Tuesday 25 July 2017

This super simple Marinara sauce is a fantastic alternative to supermarket jars

Marinara sauce. Photo: Mark Duggan
Marinara sauce. Photo: Mark Duggan

Aoife McElwain

This week I'm sharing one of our regular tomato sauces, a simple Marinara.

The secret to a great Marinara is a generosity in spirit when it comes to garlic, and a good splash of white wine cooked off in the sauce. In the summer months, making this sauce with fresh tomatoes would make it even more delicious but just get the best quality of everything you can for this, from the spaghetti to the tinned tomatoes. It's simple, speedy, stress-free yet still delicious.

Simple Marinara Sauce

Serves 2

Prep Time: 10 minutes

Cooking Time: 45 minutes

INGREDIENTS

Olive oil

1 small onion

5 cloves of garlic

A splash of white wine

1 x 400g tin of chopped tomatoes

1 tablespoon of brown sugar

Salt and pepper

150g of spaghetti

Handful of fresh parsley and basil, finely chopped

Handful of finely grated Parmesan

METHOD

1. Heat a little olive oil in a large frying pan over a medium to high heat. Peel and finely dice the onion and the garlic cloves. Add to the pan and cook gently for about 10 minutes or until the onions are translucent, being careful not to burn either the onions or the garlic. You could also add some bacon lardons or a few cubes of good quality chorizo here for a boost of smokey flavour if you like.
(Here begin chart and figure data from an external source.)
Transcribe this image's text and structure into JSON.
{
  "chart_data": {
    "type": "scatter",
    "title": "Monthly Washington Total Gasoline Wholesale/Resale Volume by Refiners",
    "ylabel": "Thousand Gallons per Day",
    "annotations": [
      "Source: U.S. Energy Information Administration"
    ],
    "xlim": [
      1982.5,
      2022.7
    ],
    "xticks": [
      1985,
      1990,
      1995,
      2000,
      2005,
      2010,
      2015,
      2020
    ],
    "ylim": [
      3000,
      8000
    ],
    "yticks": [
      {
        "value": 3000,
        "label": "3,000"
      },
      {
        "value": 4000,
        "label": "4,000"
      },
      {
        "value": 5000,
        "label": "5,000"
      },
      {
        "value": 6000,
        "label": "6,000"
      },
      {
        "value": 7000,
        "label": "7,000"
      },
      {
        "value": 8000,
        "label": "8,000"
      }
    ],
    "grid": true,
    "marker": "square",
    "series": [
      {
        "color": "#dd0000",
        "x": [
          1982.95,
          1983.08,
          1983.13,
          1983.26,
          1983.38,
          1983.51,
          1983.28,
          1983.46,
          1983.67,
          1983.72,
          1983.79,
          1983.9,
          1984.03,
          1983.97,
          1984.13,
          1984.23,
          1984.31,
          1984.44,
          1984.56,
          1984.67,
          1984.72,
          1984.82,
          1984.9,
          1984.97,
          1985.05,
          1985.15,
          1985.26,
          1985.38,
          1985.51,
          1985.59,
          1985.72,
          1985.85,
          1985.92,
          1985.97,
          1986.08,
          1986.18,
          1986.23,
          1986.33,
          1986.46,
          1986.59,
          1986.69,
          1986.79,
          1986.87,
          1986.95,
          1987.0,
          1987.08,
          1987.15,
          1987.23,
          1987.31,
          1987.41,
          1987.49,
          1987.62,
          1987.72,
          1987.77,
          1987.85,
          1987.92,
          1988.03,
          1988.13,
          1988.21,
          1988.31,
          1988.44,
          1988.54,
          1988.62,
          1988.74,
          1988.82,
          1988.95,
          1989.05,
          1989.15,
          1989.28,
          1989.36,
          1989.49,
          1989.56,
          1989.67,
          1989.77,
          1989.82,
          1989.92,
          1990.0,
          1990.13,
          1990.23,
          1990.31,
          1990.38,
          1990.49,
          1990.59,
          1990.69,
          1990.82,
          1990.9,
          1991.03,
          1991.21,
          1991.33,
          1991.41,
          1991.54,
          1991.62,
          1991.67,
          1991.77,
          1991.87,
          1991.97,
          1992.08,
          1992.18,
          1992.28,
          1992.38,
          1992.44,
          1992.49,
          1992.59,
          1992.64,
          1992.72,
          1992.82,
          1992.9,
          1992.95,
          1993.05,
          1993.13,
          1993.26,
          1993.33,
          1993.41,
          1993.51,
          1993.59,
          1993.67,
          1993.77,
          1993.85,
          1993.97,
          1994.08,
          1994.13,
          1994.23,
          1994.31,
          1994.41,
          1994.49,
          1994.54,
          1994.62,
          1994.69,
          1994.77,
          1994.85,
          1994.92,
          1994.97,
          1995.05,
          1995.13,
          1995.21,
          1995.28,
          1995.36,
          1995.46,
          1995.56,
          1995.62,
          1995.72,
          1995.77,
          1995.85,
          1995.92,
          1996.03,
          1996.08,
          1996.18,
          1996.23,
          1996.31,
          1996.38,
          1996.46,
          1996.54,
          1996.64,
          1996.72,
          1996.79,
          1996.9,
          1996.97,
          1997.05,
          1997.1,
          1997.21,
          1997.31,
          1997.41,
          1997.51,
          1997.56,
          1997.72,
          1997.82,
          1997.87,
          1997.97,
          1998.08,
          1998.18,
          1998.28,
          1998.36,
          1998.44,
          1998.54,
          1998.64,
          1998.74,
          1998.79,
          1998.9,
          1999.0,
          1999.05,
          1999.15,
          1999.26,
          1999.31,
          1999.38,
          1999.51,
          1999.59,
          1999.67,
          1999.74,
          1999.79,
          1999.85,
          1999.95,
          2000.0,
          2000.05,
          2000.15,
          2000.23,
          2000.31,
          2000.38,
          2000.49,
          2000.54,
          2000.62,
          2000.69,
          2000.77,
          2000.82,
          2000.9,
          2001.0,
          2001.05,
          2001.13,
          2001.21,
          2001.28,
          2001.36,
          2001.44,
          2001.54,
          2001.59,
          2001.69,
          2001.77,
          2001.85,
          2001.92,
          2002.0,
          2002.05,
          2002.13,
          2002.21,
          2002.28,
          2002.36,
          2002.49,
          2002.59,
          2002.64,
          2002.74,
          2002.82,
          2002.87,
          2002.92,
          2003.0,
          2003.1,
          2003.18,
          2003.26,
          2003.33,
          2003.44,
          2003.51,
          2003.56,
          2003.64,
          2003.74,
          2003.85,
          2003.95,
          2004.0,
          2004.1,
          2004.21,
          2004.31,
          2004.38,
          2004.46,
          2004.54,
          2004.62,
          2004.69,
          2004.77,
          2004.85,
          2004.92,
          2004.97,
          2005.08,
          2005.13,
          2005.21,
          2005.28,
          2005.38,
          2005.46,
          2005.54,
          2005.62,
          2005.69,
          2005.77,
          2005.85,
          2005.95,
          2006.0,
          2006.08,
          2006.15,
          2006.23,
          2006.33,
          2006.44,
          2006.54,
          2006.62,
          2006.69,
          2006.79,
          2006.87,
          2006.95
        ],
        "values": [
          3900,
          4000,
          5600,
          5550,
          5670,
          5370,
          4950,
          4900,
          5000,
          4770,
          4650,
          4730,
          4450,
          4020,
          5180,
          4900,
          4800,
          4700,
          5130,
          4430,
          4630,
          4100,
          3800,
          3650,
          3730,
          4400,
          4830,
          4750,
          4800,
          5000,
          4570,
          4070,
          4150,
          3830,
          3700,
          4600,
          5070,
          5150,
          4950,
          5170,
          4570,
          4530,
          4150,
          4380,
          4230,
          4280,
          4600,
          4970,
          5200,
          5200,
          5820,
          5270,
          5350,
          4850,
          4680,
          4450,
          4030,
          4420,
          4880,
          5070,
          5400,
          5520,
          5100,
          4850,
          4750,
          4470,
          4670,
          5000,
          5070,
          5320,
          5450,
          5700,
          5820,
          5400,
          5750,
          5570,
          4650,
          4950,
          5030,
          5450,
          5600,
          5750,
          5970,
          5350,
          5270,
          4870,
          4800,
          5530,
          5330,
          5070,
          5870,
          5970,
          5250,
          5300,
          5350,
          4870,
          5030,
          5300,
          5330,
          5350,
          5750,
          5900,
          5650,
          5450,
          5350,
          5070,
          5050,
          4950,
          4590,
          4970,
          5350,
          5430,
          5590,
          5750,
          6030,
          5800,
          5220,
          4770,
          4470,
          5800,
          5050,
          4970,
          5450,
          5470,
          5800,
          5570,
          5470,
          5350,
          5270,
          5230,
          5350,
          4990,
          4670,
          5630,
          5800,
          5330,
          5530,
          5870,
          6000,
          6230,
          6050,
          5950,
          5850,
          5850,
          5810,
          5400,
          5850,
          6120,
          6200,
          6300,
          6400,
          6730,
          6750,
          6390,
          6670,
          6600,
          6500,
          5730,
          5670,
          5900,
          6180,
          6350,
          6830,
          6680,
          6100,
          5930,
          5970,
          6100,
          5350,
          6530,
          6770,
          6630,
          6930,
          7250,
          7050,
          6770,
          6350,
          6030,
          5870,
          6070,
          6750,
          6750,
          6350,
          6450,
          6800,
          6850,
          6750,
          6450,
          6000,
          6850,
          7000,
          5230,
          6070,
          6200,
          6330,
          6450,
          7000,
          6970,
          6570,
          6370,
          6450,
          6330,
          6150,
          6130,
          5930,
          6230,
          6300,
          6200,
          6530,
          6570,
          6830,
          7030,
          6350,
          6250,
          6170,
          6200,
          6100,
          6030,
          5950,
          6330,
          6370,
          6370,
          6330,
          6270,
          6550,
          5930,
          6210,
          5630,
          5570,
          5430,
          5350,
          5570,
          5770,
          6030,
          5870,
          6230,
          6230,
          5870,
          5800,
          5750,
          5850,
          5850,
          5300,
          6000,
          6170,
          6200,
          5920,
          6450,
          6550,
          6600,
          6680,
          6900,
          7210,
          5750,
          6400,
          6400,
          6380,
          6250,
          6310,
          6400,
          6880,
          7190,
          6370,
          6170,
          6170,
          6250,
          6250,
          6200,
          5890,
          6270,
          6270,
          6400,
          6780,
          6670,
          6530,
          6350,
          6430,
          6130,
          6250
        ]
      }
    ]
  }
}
2. Add splash of white wine (about 75ml is what you're looking for) to the onions and bring to a simmer, increasing the heat a little if you have to. Cook until the wine has pretty much evaporated. That will take another five minutes or so.

3. Add the tinned tomatoes, sugar and a generous pinch of salt and pepper. Stir well and bring to a simmer. Let it bubble away gently for 20 to 30 minutes, until the sauce has thickened.

4. When the sauce is almost done, cook your spaghetti according to the packet's instructions. My method is to bring a pan of water to the boil. I add a good pinch of salt and a drizzle of olive oil to the water before I add the spaghetti. Once the water has returned to the boil, the spaghetti usually takes about 9 minutes but do check the packet for further instructions. Drain the pasta and mix the spaghetti with the sauce.

5. Serve the pasta with a sprinkling of freshly chopped parsley and basil, and a sprinkling of grated Parmesan.

This week's storecupboard essential:

Tinned tomatoes: While we wait out the winter, it's essential to have a good stock of high-quality tinned tomatoes in your store cupboard. Like anything, tinned tomatoes can vary massively from tin to tin. Personally, I find the De Cecco brand really reliable and I also recommend Bunalun Organic tinned tomatoes for great flavour.